La post-modernidad que nunca llegó a la Iglesia.

¿Qué es lo que denigran hoy día los jerarcas vestidos de blanco o púrpura cuando despectivamente se refieren a la post-modernidad?

Estaría por decir que ni ellos mismos lo saben. ¿Es malo que el antes pueblo fiel prefiera la escapada de los agobios urbanitas a una procesión de "ramos" ajados? ¿Es malo que los jóvenes casaderos se unan sin el marchamo sacramental? ¿Es malo que se deje de lado un alimento que no alimenta teniendo al lado pinchos semanasanteros tan sabrosos y risas festivas más jocundas que el "risus paschalis"?

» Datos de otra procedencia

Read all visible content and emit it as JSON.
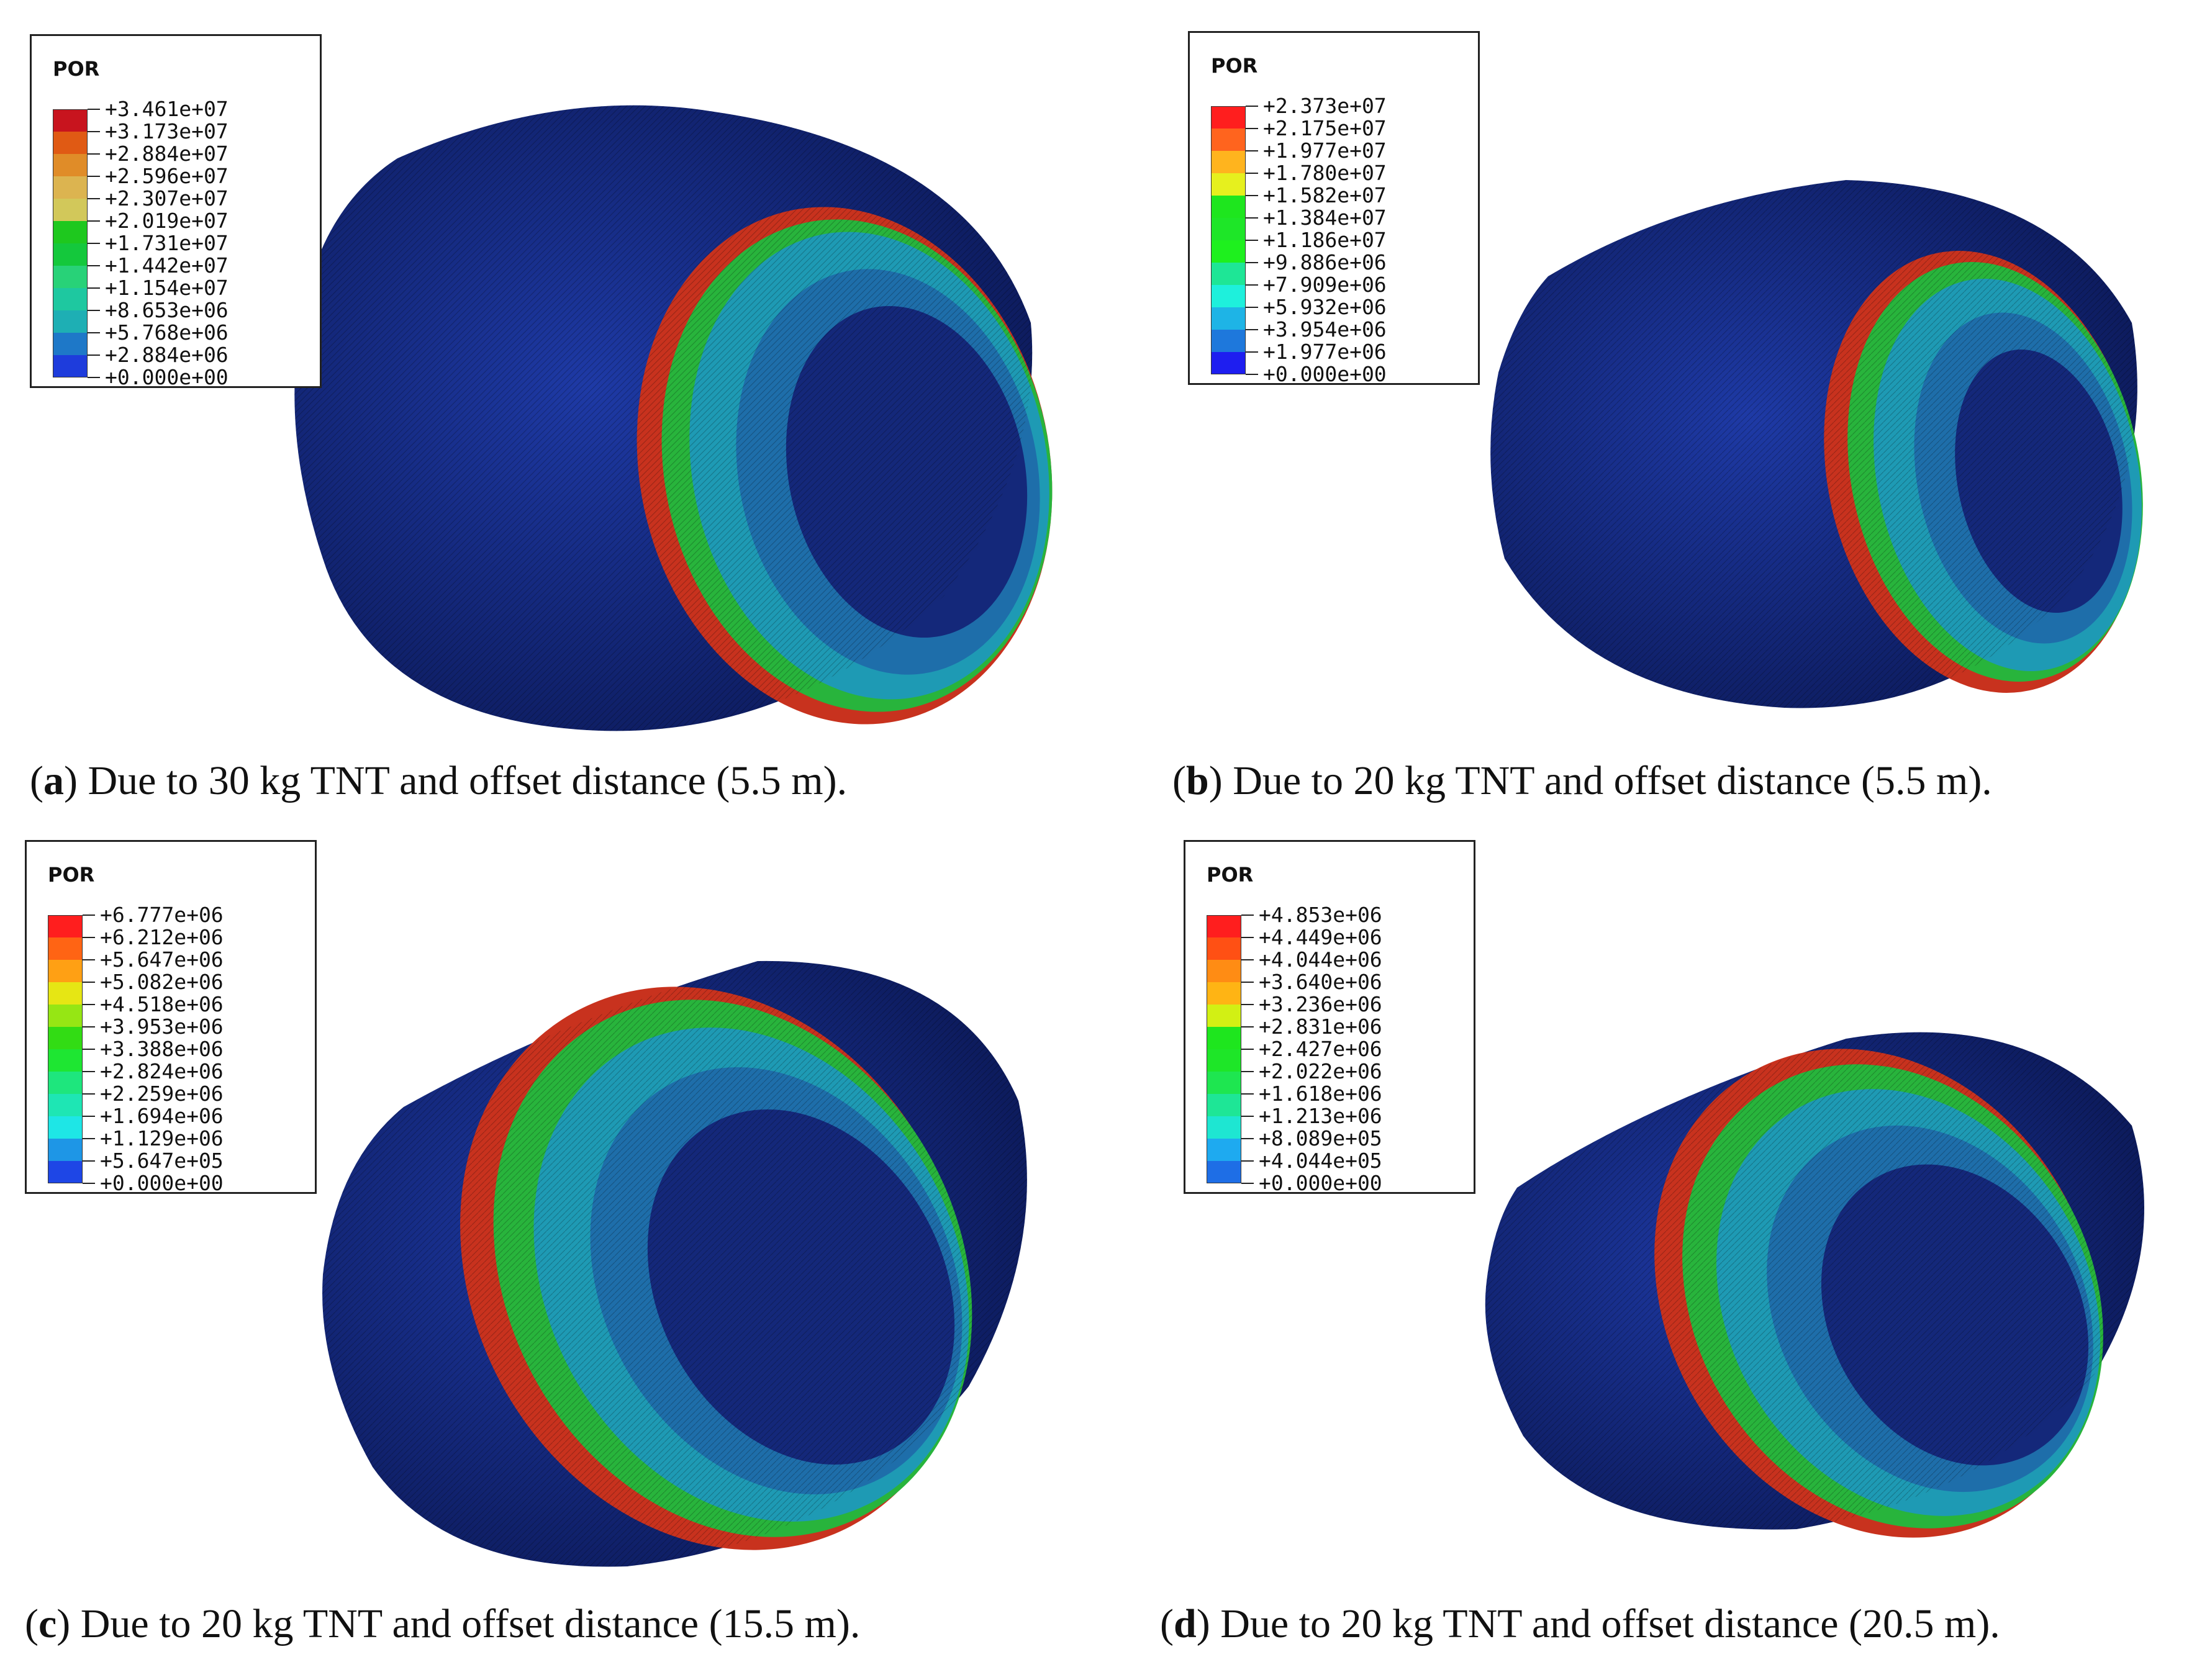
{
  "legend_title": "POR",
  "panels": [
    {
      "id": "a",
      "caption_letter": "a",
      "caption_text": "Due to 30 kg TNT and offset distance (5.5 m).",
      "legend_values": [
        "+3.461e+07",
        "+3.173e+07",
        "+2.884e+07",
        "+2.596e+07",
        "+2.307e+07",
        "+2.019e+07",
        "+1.731e+07",
        "+1.442e+07",
        "+1.154e+07",
        "+8.653e+06",
        "+5.768e+06",
        "+2.884e+06",
        "+0.000e+00"
      ],
      "legend_colors": [
        "#c8141e",
        "#e05a14",
        "#e08c28",
        "#dcb450",
        "#d2c85a",
        "#1ec81e",
        "#14c83c",
        "#28d278",
        "#1ec8a0",
        "#1eafb4",
        "#1e78c8",
        "#1e3cdc"
      ]
    },
    {
      "id": "b",
      "caption_letter": "b",
      "caption_text": "Due to 20 kg TNT and offset distance (5.5 m).",
      "legend_values": [
        "+2.373e+07",
        "+2.175e+07",
        "+1.977e+07",
        "+1.780e+07",
        "+1.582e+07",
        "+1.384e+07",
        "+1.186e+07",
        "+9.886e+06",
        "+7.909e+06",
        "+5.932e+06",
        "+3.954e+06",
        "+1.977e+06",
        "+0.000e+00"
      ],
      "legend_colors": [
        "#ff1e1e",
        "#ff641e",
        "#ffb41e",
        "#e6f01e",
        "#1ee61e",
        "#1ee628",
        "#1ef01e",
        "#1ee696",
        "#1ef0dc",
        "#1eb4e6",
        "#1e78dc",
        "#1e1ef0"
      ]
    },
    {
      "id": "c",
      "caption_letter": "c",
      "caption_text": "Due to 20 kg TNT and offset distance (15.5 m).",
      "legend_values": [
        "+6.777e+06",
        "+6.212e+06",
        "+5.647e+06",
        "+5.082e+06",
        "+4.518e+06",
        "+3.953e+06",
        "+3.388e+06",
        "+2.824e+06",
        "+2.259e+06",
        "+1.694e+06",
        "+1.129e+06",
        "+5.647e+05",
        "+0.000e+00"
      ],
      "legend_colors": [
        "#ff1e1e",
        "#ff6414",
        "#ffa014",
        "#e6e614",
        "#96e614",
        "#32dc14",
        "#1ee632",
        "#1ee67d",
        "#1ee6b4",
        "#1ee6e6",
        "#1e96e6",
        "#1e46e6"
      ]
    },
    {
      "id": "d",
      "caption_letter": "d",
      "caption_text": "Due to 20 kg TNT and offset distance (20.5 m).",
      "legend_values": [
        "+4.853e+06",
        "+4.449e+06",
        "+4.044e+06",
        "+3.640e+06",
        "+3.236e+06",
        "+2.831e+06",
        "+2.427e+06",
        "+2.022e+06",
        "+1.618e+06",
        "+1.213e+06",
        "+8.089e+05",
        "+4.044e+05",
        "+0.000e+00"
      ],
      "legend_colors": [
        "#ff1e1e",
        "#ff5014",
        "#ff8c14",
        "#ffb414",
        "#d2f014",
        "#1ee61e",
        "#1ee628",
        "#1ee650",
        "#1ee696",
        "#1ee6d2",
        "#1eaaf0",
        "#1e6ee6"
      ]
    }
  ],
  "colors": {
    "shell_blue": "#14236e",
    "band_red": "#c83214"
  }
}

Pues aunque digan que falta profundidad en nuestra vida de ahora, lo que la gente quiere es salir del pozo oscuro donde la religión celebra sus ritos seculares y donde ha tenido sumido al pueblo durante lustros, decenios y centurias.

Curiosamente el empujón del Vaticano II les unció al carro de la postmodernidad y pretendieron alzar el vuelo con las alas del espíritu nuevo, el espíritu moderno.

Ahora, sin embargo, se apartan de quienes pusieron toda su savia en ser postmodernos creyentes como si de apestados se tratara.

De tal forma se incardinaron en el mundo secular que algunos nos temimos que la Iglesia se convirtiera en el Partido Político de Dios o en la escuela freudiana-junguiana-lacaniana de curación por el espíritu.

En ese tiempo, los “amigos de Dios” llegaron a copiarlo todo, hasta el estilo folklorista de Hare-Krishna, con guitarras, címbalos y unión de manos en las liturgias.

Ahora, en cambio, lo que proliferan son los rosarios de pétalos de rosa y la fotos de su jerarca supremamente embebido en pasar las cuentas de la ristra. O serenamente inclinado en su mesa de trabajo firmando y afirmando sus seguros éxitos editoriales.